John Tresch is Professor of History of Art, Science, and Folk Practice at the Warburg Institute, University of London. He writes on intersections of technology, human and natural sciences, politics and arts. He is author of The Romantic Machine: Utopian Science and Technology after Napoleon (Chicago, 2012), The Reason for the Darkness of the Night: Edgar Allan Poe and the Forging of American Science (FSG, 2021), and the forthcoming Cosmograms: How to Do Things with Worlds (Chicago).

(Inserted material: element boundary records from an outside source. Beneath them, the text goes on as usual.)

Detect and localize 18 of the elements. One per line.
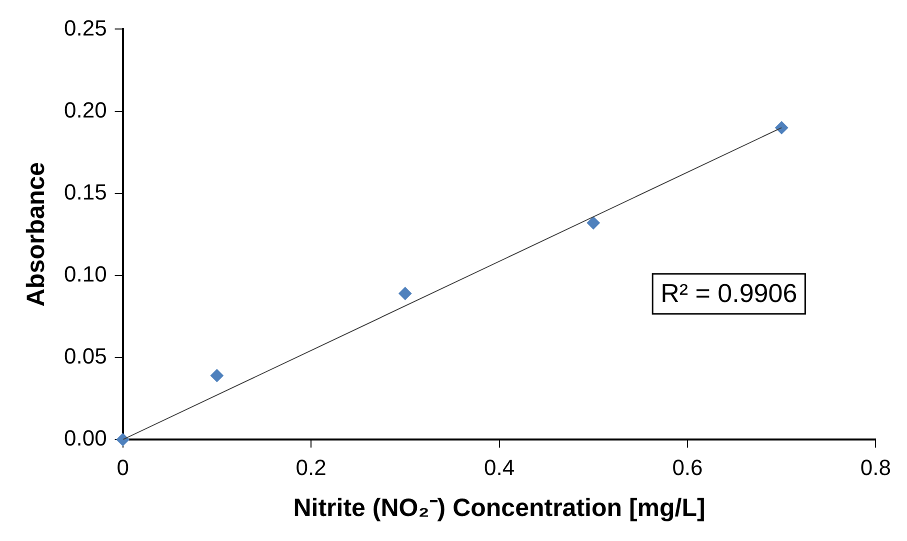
y-tick-label: 0.10	[64, 262, 107, 287]
point	[210, 369, 224, 382]
point	[775, 121, 788, 134]
y-axis-title: Absorbance	[22, 162, 50, 307]
x-tick-label: 0	[116, 454, 129, 480]
y-tick-label: 0.20	[64, 97, 107, 122]
x-tick-label: 0.2	[296, 454, 326, 480]
x-tick-label: 0.8	[860, 454, 892, 480]
x-tick-label: 0.4	[484, 454, 515, 480]
y-tick-label: 0.15	[64, 179, 107, 204]
point	[398, 287, 412, 300]
y-tick-label: 0.00	[64, 426, 107, 451]
y-tick-label: 0.25	[64, 15, 107, 40]
annotation: R² = 0.9906	[660, 278, 798, 308]
y-tick-label: 0.05	[64, 344, 107, 369]
x-axis-title: Nitrite (NO₂⁻) Concentration [mg/L]	[293, 494, 706, 522]
x-tick-label: 0.6	[672, 454, 703, 480]
point	[586, 216, 600, 230]
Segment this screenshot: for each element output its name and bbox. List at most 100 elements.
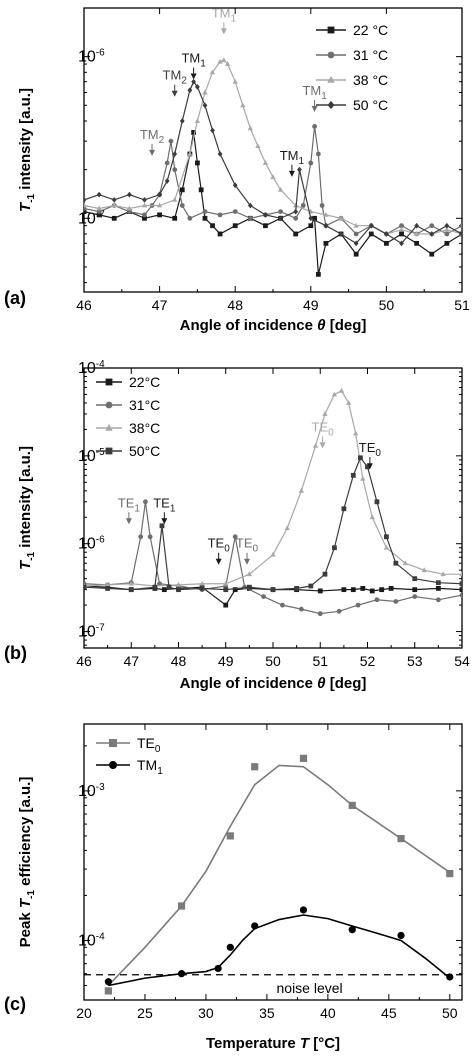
data-point [353,251,359,257]
x-tick-label: 20 [76,1005,92,1021]
series-group [84,387,462,617]
data-point [126,205,132,211]
data-point [399,231,404,237]
data-point [429,231,435,237]
annotation-arrowhead [220,28,227,35]
legend-marker [105,423,113,431]
data-point [323,211,329,217]
y-axis-label: Peak T-1 efficiency [a.u.] [17,777,37,948]
legend-label: 38 °C [353,72,388,88]
data-point [96,191,102,198]
data-point [353,430,359,436]
data-point [412,587,418,593]
x-tick-label: 50 [379,297,395,313]
data-point [360,475,366,481]
data-point [414,240,420,246]
data-point [350,587,356,593]
series-line [84,80,462,245]
data-point [142,215,147,221]
data-point [223,580,229,586]
data-point [191,129,197,135]
peak-annotation: TE1 [153,495,176,514]
data-point [293,208,299,215]
data-point [270,174,276,179]
data-point [128,580,134,586]
data-point [459,571,462,577]
data-point [341,506,347,512]
data-point [104,987,112,995]
legend-marker [105,447,113,455]
legend-label: 38°C [129,420,160,436]
data-point [164,178,170,184]
data-point [446,973,454,981]
data-point [368,222,374,229]
data-point [172,197,178,202]
x-tick-label: 47 [123,653,139,669]
plot-frame [83,7,463,293]
data-point [225,61,231,66]
data-point [341,587,347,593]
x-tick-label: 30 [198,1005,214,1021]
data-point [84,202,87,208]
data-point [315,151,321,157]
legend-marker [327,100,335,110]
peak-annotation: TE0 [208,536,231,555]
data-point [84,197,87,203]
data-point [384,534,389,540]
data-point [459,592,462,598]
data-point [331,391,338,397]
x-tick-label: 49 [303,297,319,313]
data-point [308,583,314,589]
data-point [111,202,117,208]
svg-text:10-4: 10-4 [78,931,105,949]
data-point [157,191,162,198]
data-point [388,585,394,591]
data-point [353,240,359,247]
data-point [138,534,144,540]
data-point [179,118,185,124]
data-point [195,160,200,166]
svg-text:10-5: 10-5 [78,447,105,465]
data-point [217,212,223,218]
data-point [299,754,308,762]
data-point [336,608,342,614]
data-point [293,215,299,221]
annotation-arrowhead [161,518,168,525]
panel-b-chart: 46 47 48 49 50 51 52 53 54 10-7 10-6 10-5 10-4 TE0 TE0… [4,359,470,692]
noise-level-label: noise level [277,980,343,996]
data-point [444,240,450,246]
data-point [399,223,404,229]
data-point [104,581,111,587]
data-point [84,584,87,590]
svg-text:10-6: 10-6 [78,48,105,66]
x-tick-label: 54 [454,653,470,669]
data-point [374,597,380,603]
data-point [96,205,102,211]
data-point [263,223,268,229]
data-point [402,560,408,566]
data-point [246,571,253,577]
y-axis-label: T-1 intensity [a.u.] [17,446,37,570]
legend-label: TE0 [137,735,161,755]
peak-annotation: TE1 [118,495,141,514]
data-point [312,442,319,448]
svg-text:10-3: 10-3 [78,782,105,800]
data-point [262,160,269,165]
data-point [168,138,174,144]
x-tick-label: 49 [218,653,234,669]
data-point [263,211,268,218]
data-point [247,125,253,131]
data-point [459,587,462,593]
legend-label: 31 °C [353,47,388,63]
data-point [298,487,304,493]
x-axis-label: Temperature T [°C] [206,1035,340,1052]
data-point [414,231,420,236]
data-point [369,514,375,520]
data-point [246,584,252,590]
series-fit-line [108,914,451,987]
annotation-arrowhead [319,442,326,449]
data-point [317,611,323,617]
annotation-arrowhead [366,463,373,470]
data-point [294,585,300,591]
data-point [270,551,276,557]
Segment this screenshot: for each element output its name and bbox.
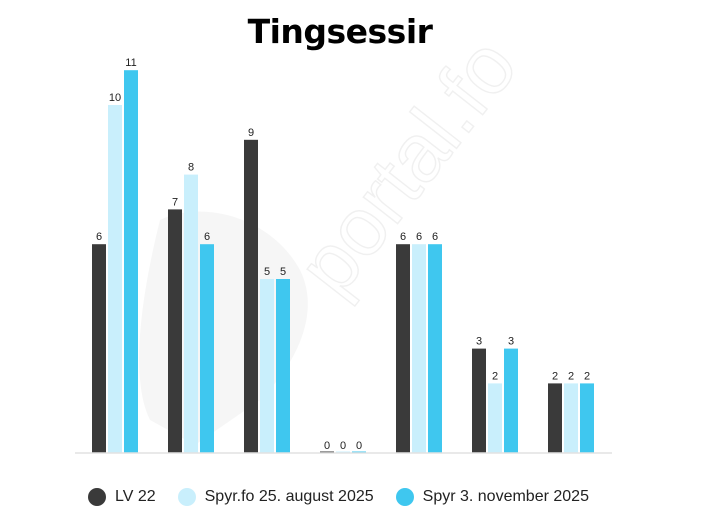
data-label-5-series-3: 6 [432,231,438,243]
bar-7-series-3 [580,383,594,453]
data-label-6-series-3: 3 [508,336,514,348]
bar-6-series-1 [472,348,486,453]
legend-swatch-2 [177,488,196,506]
bar-1-series-1 [92,244,106,453]
data-label-3-series-1: 9 [248,127,254,139]
bar-3-series-1 [244,139,258,454]
bar-2-series-3 [200,244,214,453]
bar-6-series-2 [488,383,502,453]
bar-6-series-3 [504,348,518,453]
legend-item-3: Spyr 3. november 2025 [395,488,589,506]
data-label-4-series-2: 0 [340,440,346,452]
data-label-6-series-1: 3 [476,336,482,348]
legend-item-1: LV 22 [88,488,156,506]
data-label-3-series-2: 5 [264,266,270,278]
data-label-7-series-1: 2 [552,370,558,382]
legend-label-1: LV 22 [115,488,156,505]
bar-3-series-2 [260,279,274,453]
data-label-7-series-2: 2 [568,370,574,382]
data-label-7-series-3: 2 [584,370,590,382]
data-label-1-series-3: 11 [125,57,136,69]
bar-2-series-2 [184,174,198,453]
data-label-2-series-1: 7 [172,196,178,208]
data-label-6-series-2: 2 [492,370,498,382]
data-label-5-series-2: 6 [416,231,422,243]
data-label-3-series-3: 5 [280,266,286,278]
legend-swatch-1 [88,488,106,506]
data-label-2-series-3: 6 [204,231,210,243]
data-label-5-series-1: 6 [400,231,406,243]
bar-3-series-3 [276,279,290,453]
bar-5-series-2 [412,244,426,453]
bar-1-series-2 [108,105,122,453]
bar-1-series-3 [124,70,138,453]
data-label-1-series-2: 10 [109,92,121,104]
legend-swatch-3 [395,488,414,506]
legend-label-2: Spyr.fo 25. august 2025 [204,488,374,505]
bar-7-series-1 [548,383,562,453]
bar-2-series-1 [168,209,182,453]
legend: LV 22 Spyr.fo 25. august 2025 Spyr 3. nove… [88,488,611,506]
bar-7-series-2 [564,383,578,453]
bar-5-series-3 [428,244,442,453]
data-label-1-series-1: 6 [96,231,102,243]
legend-item-2: Spyr.fo 25. august 2025 [177,488,374,506]
bar-5-series-1 [396,244,410,453]
data-label-2-series-2: 8 [188,162,194,174]
data-label-4-series-3: 0 [356,440,362,452]
data-label-4-series-1: 0 [324,440,330,452]
chart-title: Tingsessir [247,12,433,51]
legend-label-3: Spyr 3. november 2025 [422,488,589,505]
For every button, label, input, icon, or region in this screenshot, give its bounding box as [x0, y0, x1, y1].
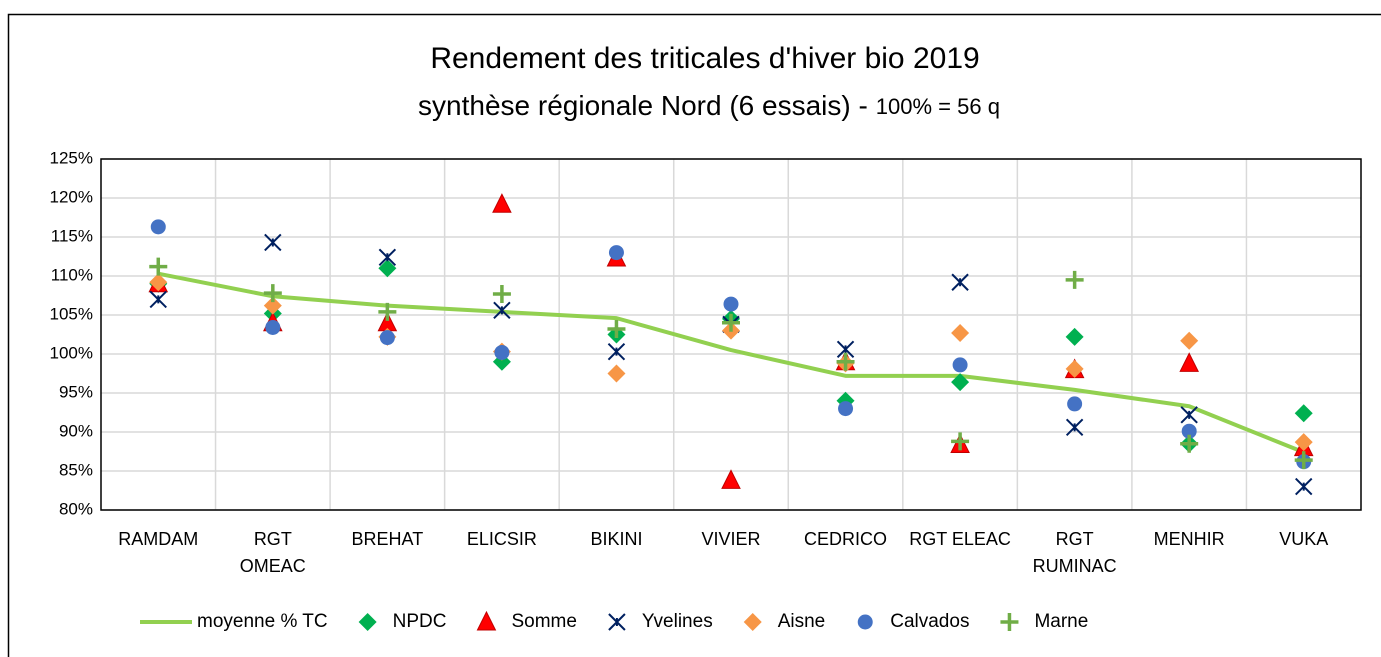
- x-tick-label: RGT OMEAC: [239, 529, 306, 576]
- point: [1181, 423, 1197, 439]
- point: [607, 320, 626, 339]
- x-tick-label: CEDRICO: [804, 529, 888, 549]
- legend-label: Yvelines: [642, 611, 713, 632]
- point: [1065, 418, 1084, 437]
- legend-swatch: [476, 610, 497, 631]
- x-tick-label: VIVIER: [701, 529, 761, 549]
- point: [379, 330, 395, 346]
- chart-frame: [7, 13, 1381, 657]
- point: [1065, 359, 1084, 378]
- legend-swatch: [743, 613, 762, 631]
- legend-swatch: [608, 613, 626, 631]
- point: [1065, 327, 1084, 346]
- point: [1294, 433, 1313, 452]
- x-tick-label: ELICSIR: [466, 529, 537, 549]
- legend-swatch: [857, 614, 873, 630]
- point: [836, 340, 855, 359]
- point: [721, 469, 741, 489]
- point: [608, 245, 624, 261]
- point: [951, 273, 969, 291]
- x-tick-label: VUKA: [1279, 529, 1329, 549]
- point: [149, 257, 168, 276]
- subtitle: synthèse régionale Nord (6 essais) -: [418, 90, 868, 121]
- point: [149, 290, 167, 309]
- chart-subtitle: synthèse régionale Nord (6 essais) - 100%…: [418, 90, 1000, 121]
- y-tick-label: 105%: [50, 304, 93, 323]
- point: [493, 301, 511, 320]
- point: [264, 233, 282, 252]
- legend-swatch: [1000, 613, 1019, 631]
- point: [492, 193, 512, 213]
- point: [722, 313, 740, 332]
- point: [951, 432, 970, 451]
- subtitle-note: 100% = 56 q: [876, 94, 1000, 119]
- x-tick-label: MENHIR: [1153, 529, 1225, 549]
- y-tick-label: 85%: [59, 460, 93, 479]
- x-tick-label: RGT RUMINAC: [1032, 529, 1117, 576]
- point: [723, 296, 739, 312]
- point: [1180, 331, 1199, 350]
- point: [951, 323, 970, 342]
- plot-border: [100, 158, 1362, 511]
- legend-label: Somme: [511, 611, 576, 632]
- point: [263, 296, 282, 315]
- point: [1294, 404, 1313, 423]
- y-tick-label: 125%: [50, 148, 93, 167]
- y-tick-label: 100%: [50, 343, 93, 362]
- point: [149, 273, 168, 292]
- x-tick-label: RGT ELEAC: [909, 529, 1011, 549]
- legend-label: Aisne: [778, 611, 826, 632]
- point: [1180, 434, 1199, 453]
- legend-label: NPDC: [393, 611, 447, 632]
- legend-label: moyenne % TC: [197, 611, 328, 632]
- point: [836, 352, 855, 371]
- point: [951, 373, 970, 392]
- point: [952, 357, 968, 373]
- point: [378, 302, 397, 321]
- x-tick-label: RAMDAM: [118, 529, 199, 549]
- point: [1065, 270, 1084, 289]
- point: [1067, 396, 1083, 412]
- point: [263, 284, 282, 303]
- point: [378, 259, 397, 278]
- mean-line: [157, 271, 1305, 455]
- point: [265, 319, 281, 335]
- point: [494, 344, 510, 360]
- point: [838, 401, 854, 417]
- y-tick-label: 80%: [59, 499, 93, 518]
- legend-swatch: [358, 613, 377, 631]
- legend-label: Calvados: [890, 611, 969, 632]
- y-tick-label: 110%: [51, 265, 93, 284]
- y-tick-label: 90%: [59, 421, 93, 440]
- point: [1294, 451, 1313, 470]
- point: [1180, 406, 1198, 424]
- y-tick-label: 95%: [59, 382, 93, 401]
- point: [607, 342, 626, 361]
- point: [492, 284, 511, 303]
- y-tick-label: 120%: [50, 187, 93, 206]
- point: [150, 219, 166, 235]
- chart-title: Rendement des triticales d'hiver bio 201…: [430, 42, 979, 75]
- x-tick-label: BIKINI: [590, 529, 643, 549]
- point: [1295, 477, 1313, 496]
- x-tick-label: BREHAT: [351, 529, 424, 549]
- y-tick-label: 115%: [51, 226, 93, 245]
- point: [378, 248, 397, 266]
- legend-label: Marne: [1034, 611, 1088, 632]
- point: [1179, 352, 1199, 372]
- point: [607, 364, 626, 383]
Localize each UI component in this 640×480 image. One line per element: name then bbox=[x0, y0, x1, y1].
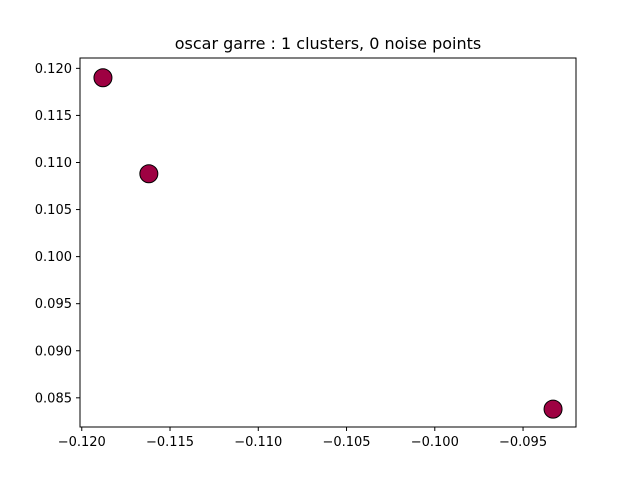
y-axis-ticks: 0.085 0.090 0.095 0.100 0.105 0.110 0.115 0.120 bbox=[35, 62, 80, 406]
y-tick-label: 0.090 bbox=[35, 344, 72, 359]
x-axis-ticks: −0.120 −0.115 −0.110 −0.105 −0.100 −0.095 bbox=[58, 427, 547, 450]
y-tick-label: 0.115 bbox=[35, 109, 72, 124]
points-layer bbox=[93, 68, 563, 419]
x-tick-label: −0.120 bbox=[58, 435, 106, 450]
chart-title: oscar garre : 1 clusters, 0 noise points bbox=[175, 34, 482, 53]
plot-frame bbox=[79, 57, 577, 428]
data-point bbox=[543, 399, 563, 419]
data-point bbox=[139, 164, 159, 184]
x-tick-label: −0.095 bbox=[499, 435, 547, 450]
x-tick-label: −0.100 bbox=[411, 435, 459, 450]
y-tick-label: 0.100 bbox=[35, 250, 72, 265]
y-tick-label: 0.095 bbox=[35, 297, 72, 312]
y-tick-label: 0.120 bbox=[35, 62, 72, 77]
y-tick-label: 0.105 bbox=[35, 203, 72, 218]
y-tick-label: 0.110 bbox=[35, 156, 72, 171]
x-tick-label: −0.110 bbox=[234, 435, 282, 450]
x-tick-label: −0.115 bbox=[146, 435, 194, 450]
y-tick-label: 0.085 bbox=[35, 391, 72, 406]
x-tick-label: −0.105 bbox=[322, 435, 370, 450]
data-point bbox=[93, 68, 113, 88]
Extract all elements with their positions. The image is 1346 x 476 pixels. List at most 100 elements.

Susan L. Siegfried is Denise Riley Collegiate Professor Emerita of the History of Art and Women’s Studies, University of Michigan. Her latest book is The New Taste: Fashion and Art in the 1820s and the 1830s (2026). Related research includes ‘Millais and Yellow’, Oxford Art Journal (2025), ‘The Allure of Dress in Ingres and Picasso’ in Picasso Ingres: Face to Face (2022) and ‘Fashion in the Life of George Sand’ (with John Finkelberg), Fashion Theory 26 (2020). She also published Ingres: Painting Reimagined (2009), Staging Empire (with Todd Porterfield, 2006), and The Art of Louis-Léopold Boilly: Modern Life in Napoleonic France (1995).
Esther Chadwick is Senior Lecturer and Head of the History of Art Department at the Courtauld. Her book, The Radical Print: Art and Politics in Late Eighteenth-Century Britain was published by the Paul Mellon Centre for Studies in British Art in 2024.